Preventing the Misdiagnosis of Child Abuse

In order to reduce the number of misdiagnoses of child abuse, the examination process for each diagnosis must be entirely restructured. Each diagnosis should be reviewed by a multidisciplinary team that includes, but is not limited to:

  1. Pediatric subspecialists specializing in medical conditions that present similarly to child abuse
  2. Clinical psychologists to examine the patient and family
  3. CAPs who have the sole job of examining the injuries/symptoms and family explanations, and can therefore devote more time to the investigation

These teams should consider questions of the following nature during their investigations:

  • Why do I suspect child abuse?
  • Is there objective evidence of child abuse?
  • Is a dissimilarity between the family’s appearance or values and mine affecting my thinking?

By having a diverse team examine each case, implicit biases are less likely to disproportionately influence the outcome. By implementing this system where each individual’s power is checked by the diversity of the group as a whole, misdiagnoses can be prevented from the outset of each investigation.

Additionally, these multidisciplinary teams need to have knowledge about prior cases they have worked on and be debriefed on any mistaken diagnoses. In doing so, if a case was misdiagnosed, the teams can learn from their mistakes and be reminded of the weight of the decisions they are making.

Finally, the main goal of these multidisciplinary teams should shift from diagnosing child abuse as soon as there is a sign, to ruling out other possibilities before making their final decision. Implementing these measures will not only prevent unjust trauma, but will also allow the multidisciplinary teams and other affected parties to improve the quality of their care in cases where child abuse is objectively apparent.

Moving Forward

As detailed by Maya Kowalski’s case, a misdiagnosis of child abuse has the potential to wreak havoc on individuals and their families. Innocent parents fighting against child abuse claims may be ostracized or wrongfully placed in prison, as well as lose massive amounts of money trying to fight in court. Not only can these all-too-real possibilities severely traumatize the child and their family, but they can also deter them from ever seeking out medical attention again.

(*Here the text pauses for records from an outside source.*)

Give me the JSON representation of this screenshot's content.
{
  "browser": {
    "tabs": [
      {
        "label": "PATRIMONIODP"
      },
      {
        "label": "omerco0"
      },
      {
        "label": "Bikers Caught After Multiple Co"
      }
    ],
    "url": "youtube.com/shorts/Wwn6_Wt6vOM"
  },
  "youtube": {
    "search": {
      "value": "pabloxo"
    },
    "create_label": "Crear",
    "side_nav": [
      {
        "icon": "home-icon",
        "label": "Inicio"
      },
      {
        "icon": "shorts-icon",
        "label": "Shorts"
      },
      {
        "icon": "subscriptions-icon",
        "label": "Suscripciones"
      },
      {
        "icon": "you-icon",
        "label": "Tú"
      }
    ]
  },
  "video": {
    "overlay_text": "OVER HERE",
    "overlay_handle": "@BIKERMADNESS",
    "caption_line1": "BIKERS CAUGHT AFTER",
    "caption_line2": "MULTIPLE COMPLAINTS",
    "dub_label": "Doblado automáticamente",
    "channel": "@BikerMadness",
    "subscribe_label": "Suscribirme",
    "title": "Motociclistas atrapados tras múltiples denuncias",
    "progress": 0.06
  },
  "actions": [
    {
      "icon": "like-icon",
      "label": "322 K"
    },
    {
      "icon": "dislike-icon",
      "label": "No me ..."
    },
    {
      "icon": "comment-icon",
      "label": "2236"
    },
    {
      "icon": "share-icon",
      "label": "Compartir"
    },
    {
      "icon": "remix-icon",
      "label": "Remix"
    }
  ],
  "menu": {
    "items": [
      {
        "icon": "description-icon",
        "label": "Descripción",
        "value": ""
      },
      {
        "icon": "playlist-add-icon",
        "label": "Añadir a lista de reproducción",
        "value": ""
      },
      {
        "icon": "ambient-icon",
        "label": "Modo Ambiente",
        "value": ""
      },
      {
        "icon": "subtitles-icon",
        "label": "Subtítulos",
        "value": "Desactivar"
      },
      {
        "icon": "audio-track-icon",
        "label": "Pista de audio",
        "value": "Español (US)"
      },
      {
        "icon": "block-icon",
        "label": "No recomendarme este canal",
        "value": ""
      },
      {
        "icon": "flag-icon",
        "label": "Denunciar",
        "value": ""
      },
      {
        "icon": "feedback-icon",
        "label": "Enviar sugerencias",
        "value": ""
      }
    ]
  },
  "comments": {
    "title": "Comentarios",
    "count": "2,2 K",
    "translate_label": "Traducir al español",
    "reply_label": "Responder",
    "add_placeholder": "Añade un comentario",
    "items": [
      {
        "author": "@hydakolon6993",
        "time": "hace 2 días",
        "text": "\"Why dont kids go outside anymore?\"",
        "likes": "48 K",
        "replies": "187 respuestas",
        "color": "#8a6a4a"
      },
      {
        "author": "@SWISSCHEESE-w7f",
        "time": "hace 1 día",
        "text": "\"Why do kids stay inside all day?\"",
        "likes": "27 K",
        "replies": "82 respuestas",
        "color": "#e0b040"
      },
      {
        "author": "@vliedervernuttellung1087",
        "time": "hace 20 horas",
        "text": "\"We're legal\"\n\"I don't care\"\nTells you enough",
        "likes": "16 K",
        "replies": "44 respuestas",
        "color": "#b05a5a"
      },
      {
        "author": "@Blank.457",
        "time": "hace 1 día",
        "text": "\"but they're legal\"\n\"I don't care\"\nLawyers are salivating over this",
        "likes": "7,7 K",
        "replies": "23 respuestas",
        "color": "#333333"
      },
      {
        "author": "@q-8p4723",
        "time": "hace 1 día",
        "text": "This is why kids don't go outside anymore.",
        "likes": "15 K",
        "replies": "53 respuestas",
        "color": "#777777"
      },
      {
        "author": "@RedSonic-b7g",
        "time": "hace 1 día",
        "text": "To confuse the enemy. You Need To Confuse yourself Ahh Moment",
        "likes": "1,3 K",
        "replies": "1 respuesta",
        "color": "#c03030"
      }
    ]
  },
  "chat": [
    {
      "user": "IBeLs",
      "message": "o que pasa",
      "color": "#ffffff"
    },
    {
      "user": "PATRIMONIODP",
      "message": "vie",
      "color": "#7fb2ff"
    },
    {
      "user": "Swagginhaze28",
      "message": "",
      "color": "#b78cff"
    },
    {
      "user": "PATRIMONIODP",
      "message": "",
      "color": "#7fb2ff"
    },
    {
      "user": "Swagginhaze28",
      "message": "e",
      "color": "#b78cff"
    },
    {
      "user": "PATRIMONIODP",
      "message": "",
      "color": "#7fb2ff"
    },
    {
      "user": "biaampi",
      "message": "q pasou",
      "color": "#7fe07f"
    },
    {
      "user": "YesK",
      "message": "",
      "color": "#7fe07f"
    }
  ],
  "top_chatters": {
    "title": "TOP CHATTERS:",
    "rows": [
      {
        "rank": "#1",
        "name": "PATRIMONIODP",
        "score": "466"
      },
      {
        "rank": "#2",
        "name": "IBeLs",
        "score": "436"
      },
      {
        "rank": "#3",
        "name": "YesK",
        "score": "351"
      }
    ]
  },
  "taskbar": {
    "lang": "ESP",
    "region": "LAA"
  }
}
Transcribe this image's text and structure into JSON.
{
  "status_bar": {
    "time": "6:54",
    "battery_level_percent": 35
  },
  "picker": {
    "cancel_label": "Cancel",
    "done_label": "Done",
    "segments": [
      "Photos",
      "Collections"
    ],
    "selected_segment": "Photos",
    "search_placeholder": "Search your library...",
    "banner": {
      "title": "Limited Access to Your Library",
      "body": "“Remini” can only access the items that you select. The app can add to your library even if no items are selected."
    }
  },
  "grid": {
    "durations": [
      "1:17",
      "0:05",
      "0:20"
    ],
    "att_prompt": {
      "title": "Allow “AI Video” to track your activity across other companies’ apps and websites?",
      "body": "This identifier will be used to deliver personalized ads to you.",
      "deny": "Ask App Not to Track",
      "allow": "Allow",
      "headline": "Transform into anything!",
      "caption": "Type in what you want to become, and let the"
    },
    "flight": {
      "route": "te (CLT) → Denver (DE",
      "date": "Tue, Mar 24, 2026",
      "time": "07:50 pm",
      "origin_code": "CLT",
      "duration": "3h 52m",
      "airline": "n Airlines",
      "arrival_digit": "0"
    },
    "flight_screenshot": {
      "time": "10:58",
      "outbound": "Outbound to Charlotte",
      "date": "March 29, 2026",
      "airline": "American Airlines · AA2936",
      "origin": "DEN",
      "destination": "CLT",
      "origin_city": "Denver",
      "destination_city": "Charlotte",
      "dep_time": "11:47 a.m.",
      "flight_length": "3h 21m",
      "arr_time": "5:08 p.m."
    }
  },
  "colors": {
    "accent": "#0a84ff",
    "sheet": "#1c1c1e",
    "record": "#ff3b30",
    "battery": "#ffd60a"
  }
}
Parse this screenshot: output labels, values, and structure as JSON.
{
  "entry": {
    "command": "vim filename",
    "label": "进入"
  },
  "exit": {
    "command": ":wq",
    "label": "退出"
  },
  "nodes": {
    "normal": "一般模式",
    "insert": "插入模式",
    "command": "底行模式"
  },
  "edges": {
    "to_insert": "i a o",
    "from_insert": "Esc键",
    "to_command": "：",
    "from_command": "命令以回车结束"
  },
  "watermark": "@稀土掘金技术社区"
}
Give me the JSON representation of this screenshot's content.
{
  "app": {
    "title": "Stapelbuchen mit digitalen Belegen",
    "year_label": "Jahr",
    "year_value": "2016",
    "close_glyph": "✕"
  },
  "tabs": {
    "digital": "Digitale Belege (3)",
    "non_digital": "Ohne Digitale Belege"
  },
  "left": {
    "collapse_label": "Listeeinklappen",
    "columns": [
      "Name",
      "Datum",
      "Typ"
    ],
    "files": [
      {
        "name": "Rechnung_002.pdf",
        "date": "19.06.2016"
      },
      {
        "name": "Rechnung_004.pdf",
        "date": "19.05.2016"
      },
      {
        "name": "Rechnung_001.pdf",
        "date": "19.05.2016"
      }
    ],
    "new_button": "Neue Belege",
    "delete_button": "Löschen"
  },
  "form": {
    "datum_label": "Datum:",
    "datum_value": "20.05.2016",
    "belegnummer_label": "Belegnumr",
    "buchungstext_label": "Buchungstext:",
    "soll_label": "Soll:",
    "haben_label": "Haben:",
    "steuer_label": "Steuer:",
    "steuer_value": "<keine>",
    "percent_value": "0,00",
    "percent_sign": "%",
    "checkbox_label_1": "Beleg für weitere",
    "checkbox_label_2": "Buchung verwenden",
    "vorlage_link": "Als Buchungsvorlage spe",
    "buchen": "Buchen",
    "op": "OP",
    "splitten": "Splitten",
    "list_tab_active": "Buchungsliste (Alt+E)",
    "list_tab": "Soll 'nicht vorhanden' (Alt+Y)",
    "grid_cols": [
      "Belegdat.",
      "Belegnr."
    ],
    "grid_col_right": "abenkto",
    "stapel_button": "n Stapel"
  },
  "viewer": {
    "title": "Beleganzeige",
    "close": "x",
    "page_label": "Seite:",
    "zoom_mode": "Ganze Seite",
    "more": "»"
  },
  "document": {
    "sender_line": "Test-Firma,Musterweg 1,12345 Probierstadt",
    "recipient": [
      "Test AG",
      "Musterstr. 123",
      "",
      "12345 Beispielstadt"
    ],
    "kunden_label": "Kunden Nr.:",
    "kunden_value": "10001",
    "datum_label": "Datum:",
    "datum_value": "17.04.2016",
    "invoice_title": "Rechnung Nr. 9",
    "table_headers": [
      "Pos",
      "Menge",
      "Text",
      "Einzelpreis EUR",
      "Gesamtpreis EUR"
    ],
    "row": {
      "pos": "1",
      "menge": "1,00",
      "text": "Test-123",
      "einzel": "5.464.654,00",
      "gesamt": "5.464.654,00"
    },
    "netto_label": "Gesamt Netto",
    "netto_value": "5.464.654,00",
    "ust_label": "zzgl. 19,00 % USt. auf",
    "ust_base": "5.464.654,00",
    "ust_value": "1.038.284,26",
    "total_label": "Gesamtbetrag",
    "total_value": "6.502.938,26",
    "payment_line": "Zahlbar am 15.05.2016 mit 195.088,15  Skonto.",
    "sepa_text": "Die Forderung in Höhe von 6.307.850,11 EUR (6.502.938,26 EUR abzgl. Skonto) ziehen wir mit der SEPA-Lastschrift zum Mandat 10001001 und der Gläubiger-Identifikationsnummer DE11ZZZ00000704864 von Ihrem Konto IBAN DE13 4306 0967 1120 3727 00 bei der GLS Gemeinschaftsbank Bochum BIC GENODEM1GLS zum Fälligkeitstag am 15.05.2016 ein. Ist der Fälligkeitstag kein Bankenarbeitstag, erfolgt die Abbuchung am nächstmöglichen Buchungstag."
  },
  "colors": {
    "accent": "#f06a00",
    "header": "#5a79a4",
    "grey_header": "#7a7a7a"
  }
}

Health care providers are ethically required to provide care that abides by the principles of nonmaleficence and justice. In the case of child abuse investigations, they are currently failing this ethical requirement and must correct their practice as soon as possible. By implementing the changes outlined in this blog and continuing to improve the child abuse investigation system over time, we can drastically reduce cases like Maya Kowalski’s before more innocent lives are irreparably damaged.